Итогом же — была катастрофа. Не обязательно, она была исторически предопределена. Европа получила тяжелейшую травму во время Первой мировой, в России она была усугублена травмой Гражданской войны. Постоянное озлобление огромных масс населения — породили не свободу, а два чудовищных тоталитарных проекта — сталинизм и гитлеровский национал-социализм. Стало понятно, что без Бога — это не интеллектуал, рассуждающий о благе человечества и строящий идеальный мир на земле при помощи науки, а не веры. Это либо пьяный красноармеец с наганом и вопросом: Бог есть?
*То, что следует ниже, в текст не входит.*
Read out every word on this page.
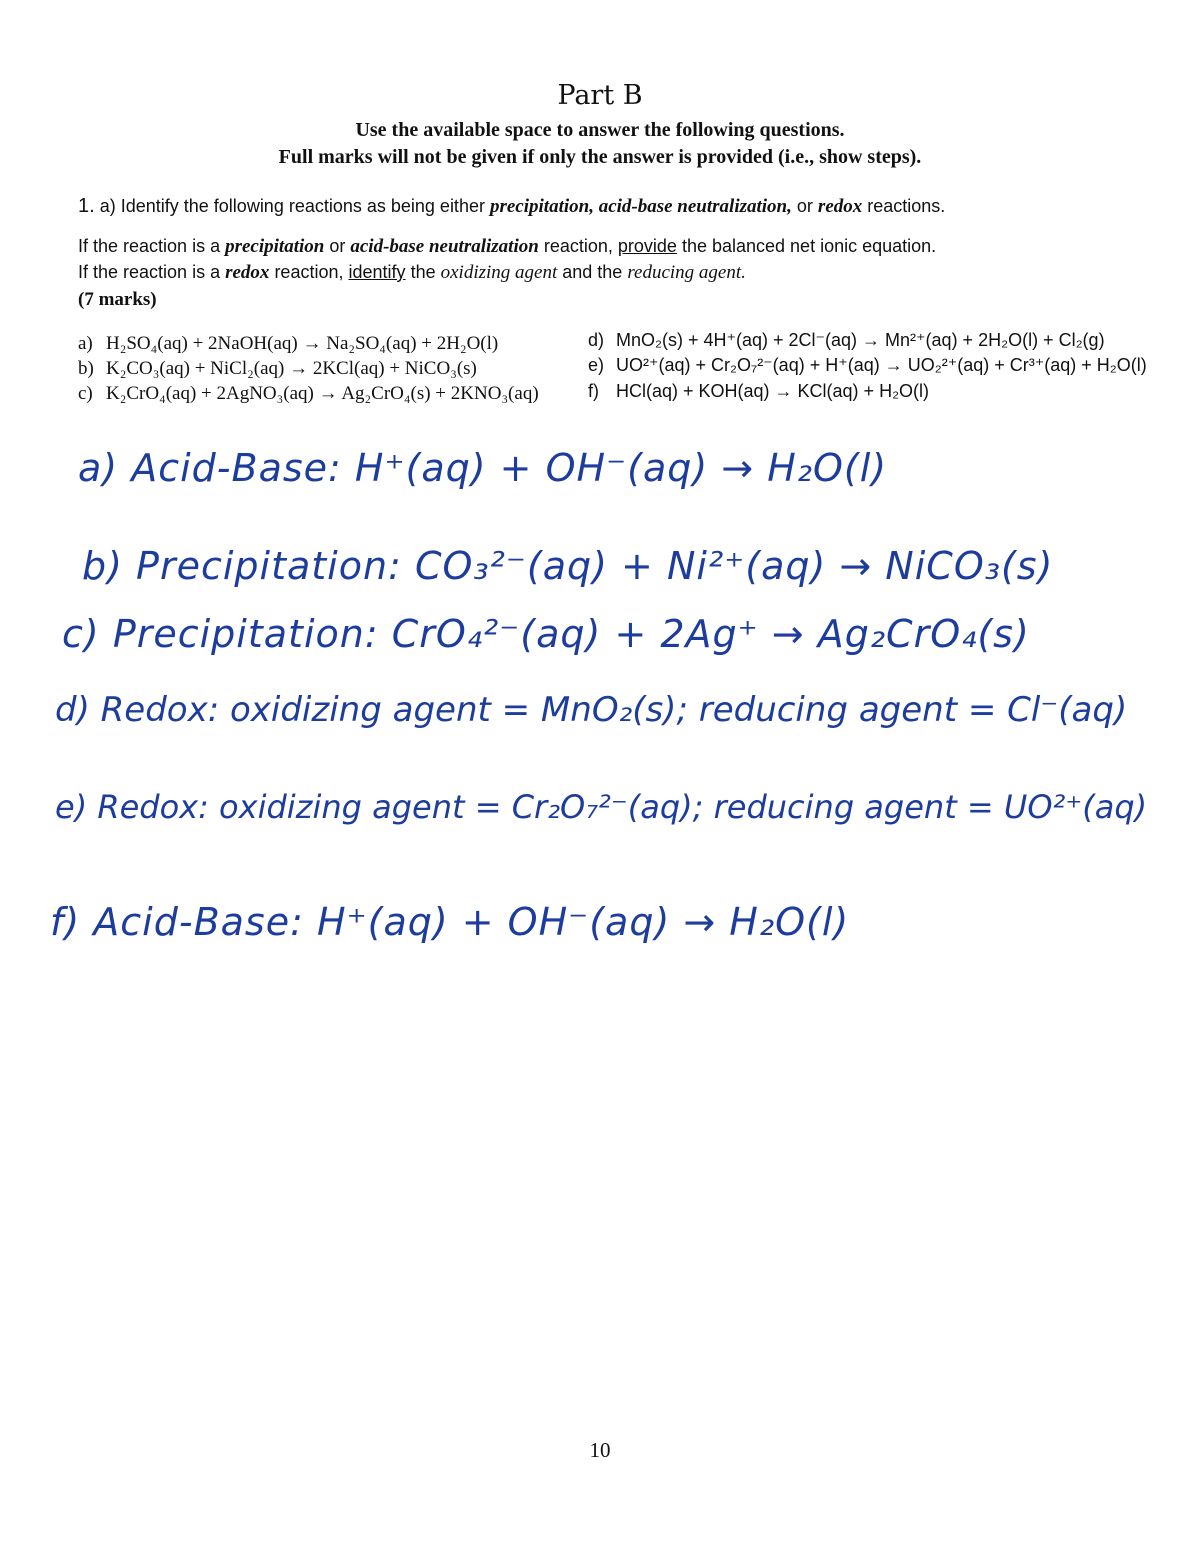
Part B
Use the available space to answer the following questions.
Full marks will not be given if only the answer is provided (i.e., show steps).
1. a) Identify the following reactions as being either precipitation, acid-base neutralization, or redox reactions.
If the reaction is a precipitation or acid-base neutralization reaction, provide the balanced net ionic equation.
If the reaction is a redox reaction, identify the oxidizing agent and the reducing agent.
(7 marks)
a) H₂SO₄(aq) + 2NaOH(aq) → Na₂SO₄(aq) + 2H₂O(l)
b) K₂CO₃(aq) + NiCl₂(aq) → 2KCl(aq) + NiCO₃(s)
c) K₂CrO₄(aq) + 2AgNO₃(aq) → Ag₂CrO₄(s) + 2KNO₃(aq)
d) MnO₂(s) + 4H⁺(aq) + 2Cl⁻(aq) → Mn²⁺(aq) + 2H₂O(l) + Cl₂(g)
e) UO²⁺(aq) + Cr₂O₇²⁻(aq) + H⁺(aq) → UO₂²⁺(aq) + Cr³⁺(aq) + H₂O(l)
f) HCl(aq) + KOH(aq) → KCl(aq) + H₂O(l)
a) Acid-Base: H⁺(aq) + OH⁻(aq) → H₂O(l)
b) Precipitation: CO₃²⁻(aq) + Ni²⁺(aq) → NiCO₃(s)
c) Precipitation: CrO₄²⁻(aq) + 2Ag⁺ → Ag₂CrO₄(s)
d) Redox: oxidizing agent = MnO₂(s); reducing agent = Cl⁻(aq)
e) Redox: oxidizing agent = Cr₂O₇²⁻(aq); reducing agent = UO²⁺(aq)
f) Acid-Base: H⁺(aq) + OH⁻(aq) → H₂O(l)
10
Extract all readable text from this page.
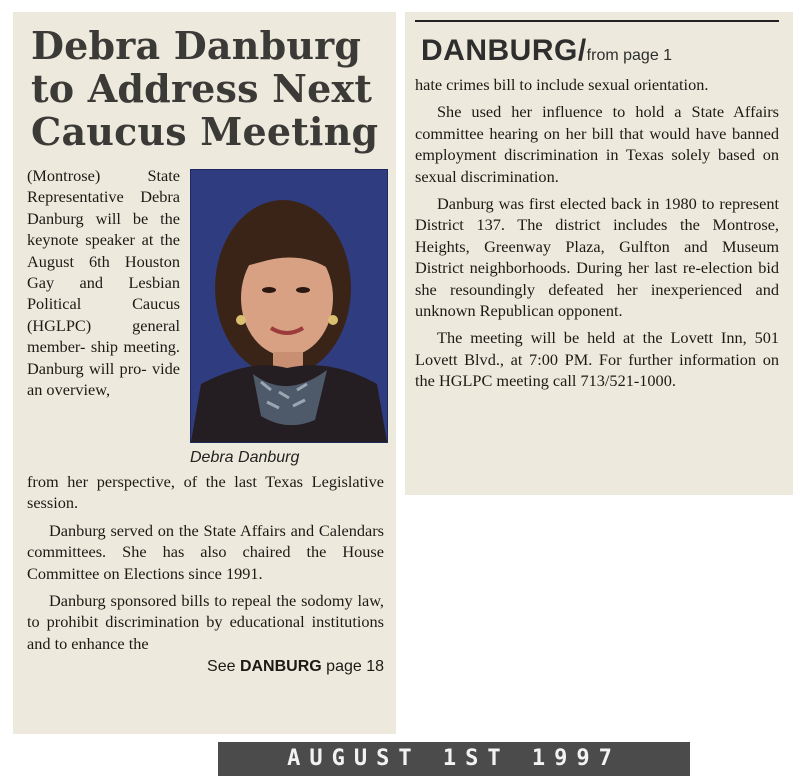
Debra Danburg
to Address Next
Caucus Meeting
Debra Danburg

(Montrose)	State Representative Debra Danburg will be the keynote speaker at the August 6th Houston Gay and Lesbian Political	Caucus (HGLPC)	general member- ship meeting. Danburg will pro- vide an overview,

from her perspective, of the last Texas Legislative session.

Danburg served on the State Affairs and Calendars committees. She has also chaired the House Committee on Elections since 1991.

Danburg sponsored bills to repeal the sodomy law, to prohibit discrimination by educational institutions and to enhance the

See DANBURG page 18
DANBURG/from page 1

hate crimes bill to include sexual orientation.

She used her influence to hold a State Affairs committee hearing on her bill that would have banned employment discrimination in Texas solely based on sexual discrimination.

Danburg was first elected back in 1980 to represent District 137. The district includes the Montrose, Heights, Greenway Plaza, Gulfton and Museum District neighborhoods. During her last re-election bid she resoundingly defeated her inexperienced and unknown Republican opponent.

The meeting will be held at the Lovett Inn, 501 Lovett Blvd., at 7:00 PM. For further information on the HGLPC meeting call 713/521-1000.

AUGUST 1ST 1997
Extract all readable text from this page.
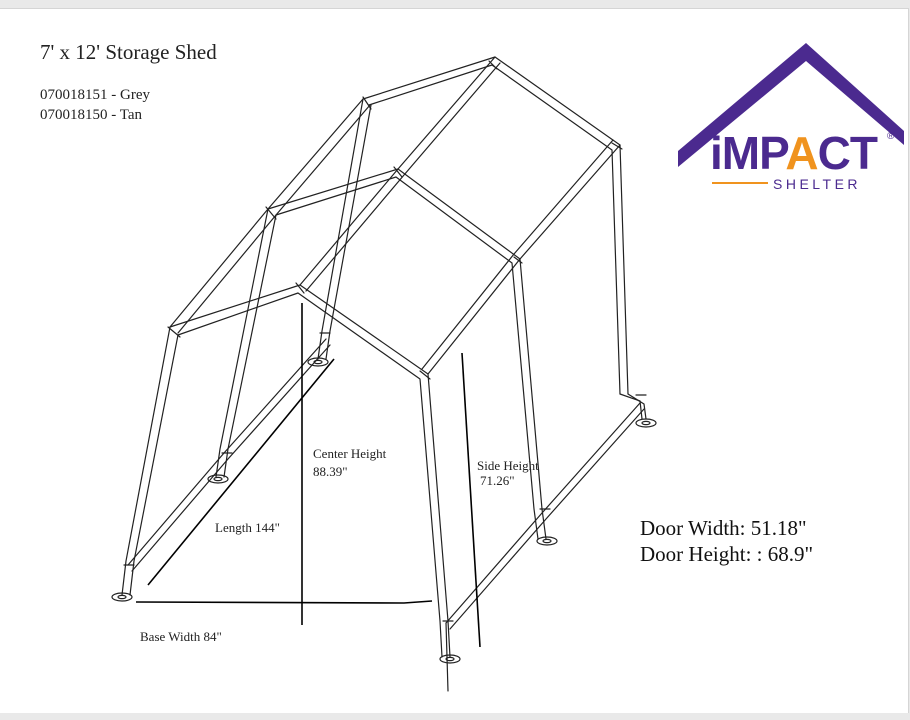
7' x 12' Storage Shed
070018151 - Grey
070018150 - Tan
Center Height
88.39"	Side Height
71.26"
Length 144"
Base Width 84"
Door Width: 51.18"
Door Height: : 68.9"
iMPACT ®
SHELTER
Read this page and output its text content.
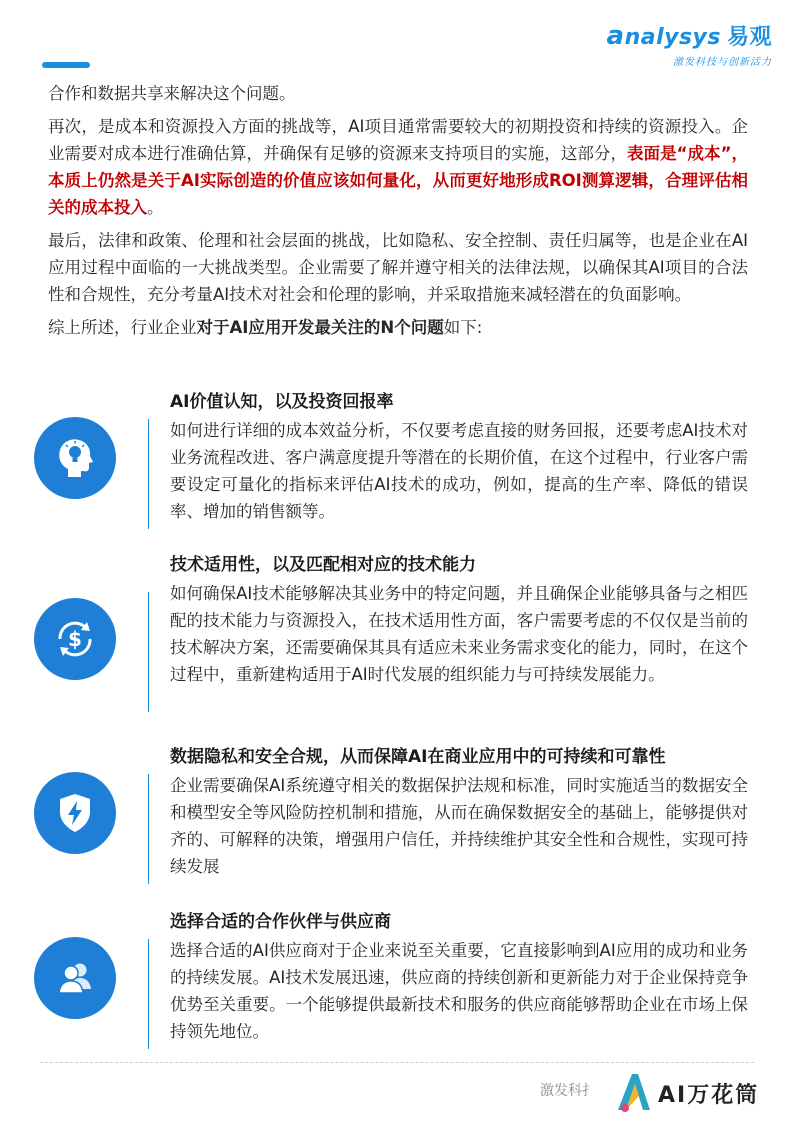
analysys 易观
激发科技与创新活力

合作和数据共享来解决这个问题。

再次，是成本和资源投入方面的挑战等，AI项目通常需要较大的初期投资和持续的资源投入。企业需要对成本进行准确估算，并确保有足够的资源来支持项目的实施，这部分，表面是“成本”，本质上仍然是关于AI实际创造的价值应该如何量化，从而更好地形成ROI测算逻辑，合理评估相关的成本投入。

最后，法律和政策、伦理和社会层面的挑战，比如隐私、安全控制、责任归属等，也是企业在AI应用过程中面临的一大挑战类型。企业需要了解并遵守相关的法律法规，以确保其AI项目的合法性和合规性，充分考量AI技术对社会和伦理的影响，并采取措施来减轻潜在的负面影响。

综上所述，行业企业对于AI应用开发最关注的N个问题如下:

AI价值认知，以及投资回报率

如何进行详细的成本效益分析，不仅要考虑直接的财务回报，还要考虑AI技术对业务流程改进、客户满意度提升等潜在的长期价值，在这个过程中，行业客户需要设定可量化的指标来评估AI技术的成功，例如，提高的生产率、降低的错误率、增加的销售额等。

技术适用性，以及匹配相对应的技术能力
$

如何确保AI技术能够解决其业务中的特定问题，并且确保企业能够具备与之相匹配的技术能力与资源投入，在技术适用性方面，客户需要考虑的不仅仅是当前的技术解决方案，还需要确保其具有适应未来业务需求变化的能力，同时，在这个过程中，重新建构适用于AI时代发展的组织能力与可持续发展能力。

数据隐私和安全合规，从而保障AI在商业应用中的可持续和可靠性

企业需要确保AI系统遵守相关的数据保护法规和标准，同时实施适当的数据安全和模型安全等风险防控机制和措施，从而在确保数据安全的基础上，能够提供对齐的、可解释的决策，增强用户信任，并持续维护其安全性和合规性，实现可持续发展

选择合适的合作伙伴与供应商

选择合适的AI供应商对于企业来说至关重要，它直接影响到AI应用的成功和业务的持续发展。AI技术发展迅速，供应商的持续创新和更新能力对于企业保持竞争优势至关重要。一个能够提供最新技术和服务的供应商能够帮助企业在市场上保持领先地位。

激发科扌	AI万花筒
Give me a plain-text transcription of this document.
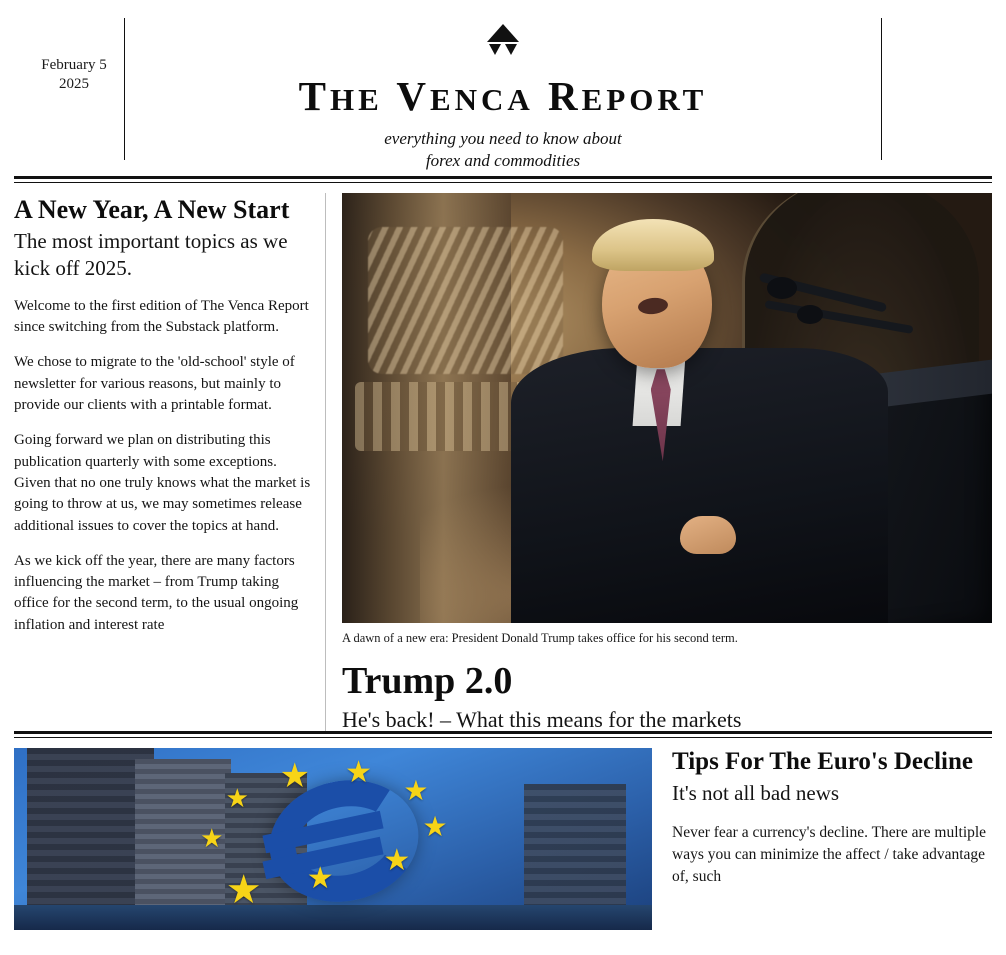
February 5
2025	THE VENCA REPORT
everything you need to know about
forex and commodities
A New Year, A New Start

The most important topics as we kick off 2025.

Welcome to the first edition of The Venca Report since switching from the Substack platform.

We chose to migrate to the 'old-school' style of newsletter for various reasons, but mainly to provide our clients with a printable format.

Going forward we plan on distributing this publication quarterly with some exceptions. Given that no one truly knows what the market is going to throw at us, we may sometimes release additional issues to cover the topics at hand.

As we kick off the year, there are many factors influencing the market – from Trump taking office for the second term, to the usual ongoing inflation and interest rate

A dawn of a new era: President Donald Trump takes office for his second term.

Trump 2.0

He's back! – What this means for the markets

Tips For The Euro's Decline

It's not all bad news

Never fear a currency's decline. There are multiple ways you can minimize the affect / take advantage of, such
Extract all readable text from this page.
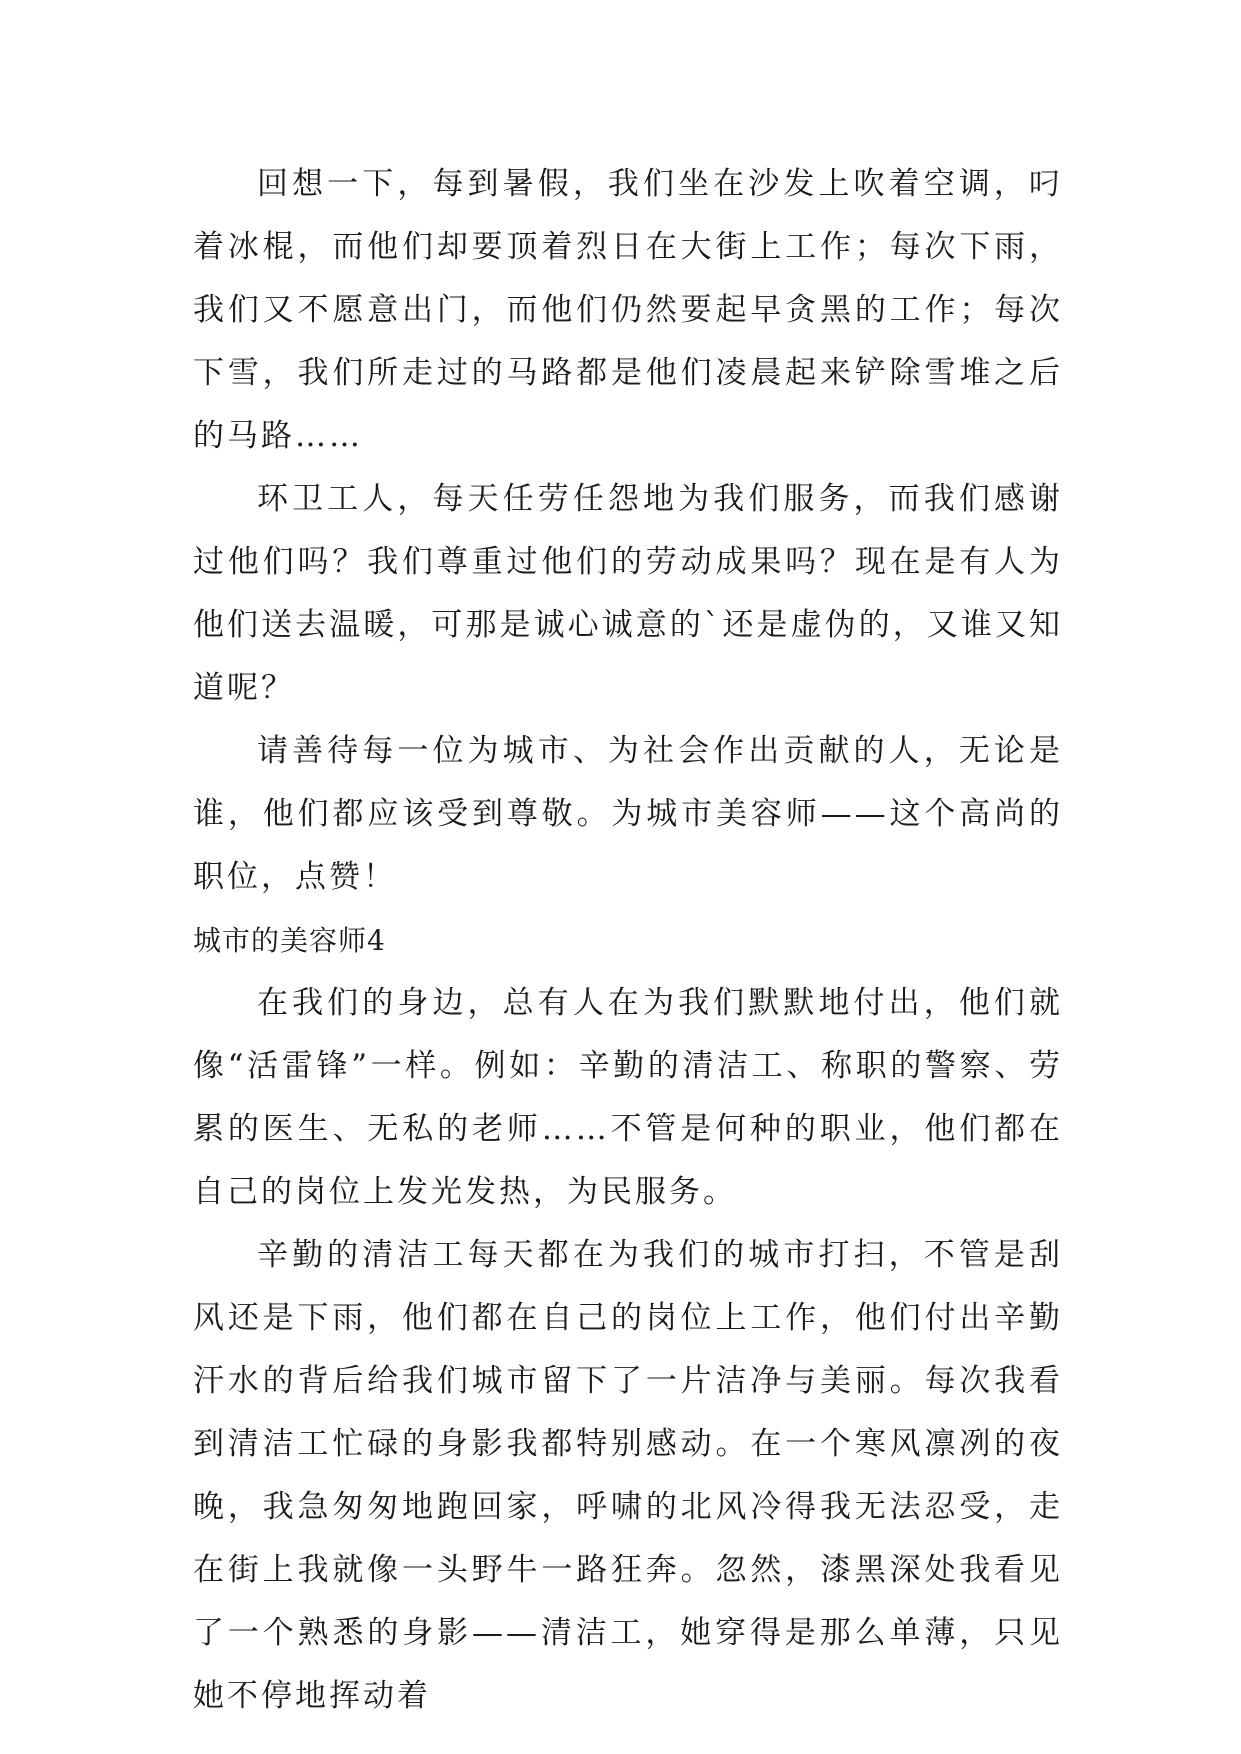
回想一下，每到暑假，我们坐在沙发上吹着空调，叼着冰棍，而他们却要顶着烈日在大街上工作；每次下雨，我们又不愿意出门，而他们仍然要起早贪黑的工作；每次下雪，我们所走过的马路都是他们凌晨起来铲除雪堆之后的马路……

环卫工人，每天任劳任怨地为我们服务，而我们感谢过他们吗？我们尊重过他们的劳动成果吗？现在是有人为他们送去温暖，可那是诚心诚意的`还是虚伪的，又谁又知道呢？

请善待每一位为城市、为社会作出贡献的人，无论是谁，他们都应该受到尊敬。为城市美容师——这个高尚的职位，点赞！

城市的美容师4

在我们的身边，总有人在为我们默默地付出，他们就像“活雷锋”一样。例如：辛勤的清洁工、称职的警察、劳累的医生、无私的老师……不管是何种的职业，他们都在自己的岗位上发光发热，为民服务。

辛勤的清洁工每天都在为我们的城市打扫，不管是刮风还是下雨，他们都在自己的岗位上工作，他们付出辛勤汗水的背后给我们城市留下了一片洁净与美丽。每次我看到清洁工忙碌的身影我都特别感动。在一个寒风凛冽的夜晚，我急匆匆地跑回家，呼啸的北风冷得我无法忍受，走在街上我就像一头野牛一路狂奔。忽然，漆黑深处我看见了一个熟悉的身影——清洁工，她穿得是那么单薄，只见她不停地挥动着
Либо штурмбанфюрер СС, хладнокровно ведущий расово-этническую чистку. Эмансипация Европы была отложена до 90-ых, и только в 70-е годы ХХ века уровень благосостояния европейских стран превысил уровень 1913 года.
Ну а Россия? Путь России обратно к Богу был долог и труден. Генрих Григорьевич Ягода, генеральный комиссар госбезопасности, выслушав свой приговор — к высшей мере социальной защиты — сказал: «а все-таки Бог есть». Поздней осенью 1941 года — по приказу И.В. Сталина — в воздух поднялся самолет с чудотворной иконой Божьей Матери, он облетел Москву. В эту же ночь температура воздуха упала с минус двух до минус тридцати, в баках немецких танков замёрзла солярка, набившаяся в гусеницы грязь превратилась в мёрзлый камень, грузовики вмёрзли в грязную жижу, наступление сорвалось — немцы не могли воевать при минус тридцати. Это дало время, чтобы создать хоть какие-то рубежи обороны и подтянуть свежие сибирские дивизии. Германия потерпела первое чувствительное поражение за всю Вторую мировую войну. А потом — была Победа и смерть тоталитарного проекта вместе со смертью тирана. Но до сих пор у нас не хватило моральных сил отказаться от Ленина-Сталина, разумом прийти к их отрицанию.
Поколение «зеро», то самое русское поколение начала ХХ века — погибло в Гражданской, в застенках НКВД, тихо умерло на чужбине эмиграции, подарив России и всему миру серебряный век России, который так и не стал золотым. И у нас 1913 год стал мерилом, точкой отсчета по которому отмеряют успешность нас сегодняшних — пока он не был сменен 1991 годом.
Так закончился странный роман России и Европы начала века. Так — на смену Вере Холодной пришла Холодная война.
2.2. Война и мiр
Как то раз мне попалось на глаза выражение «великие нерассказанные истории девятнадцатого века». И мне подумалось — а что, в ХХ веке нет трагедий и нет нерассказанных историй?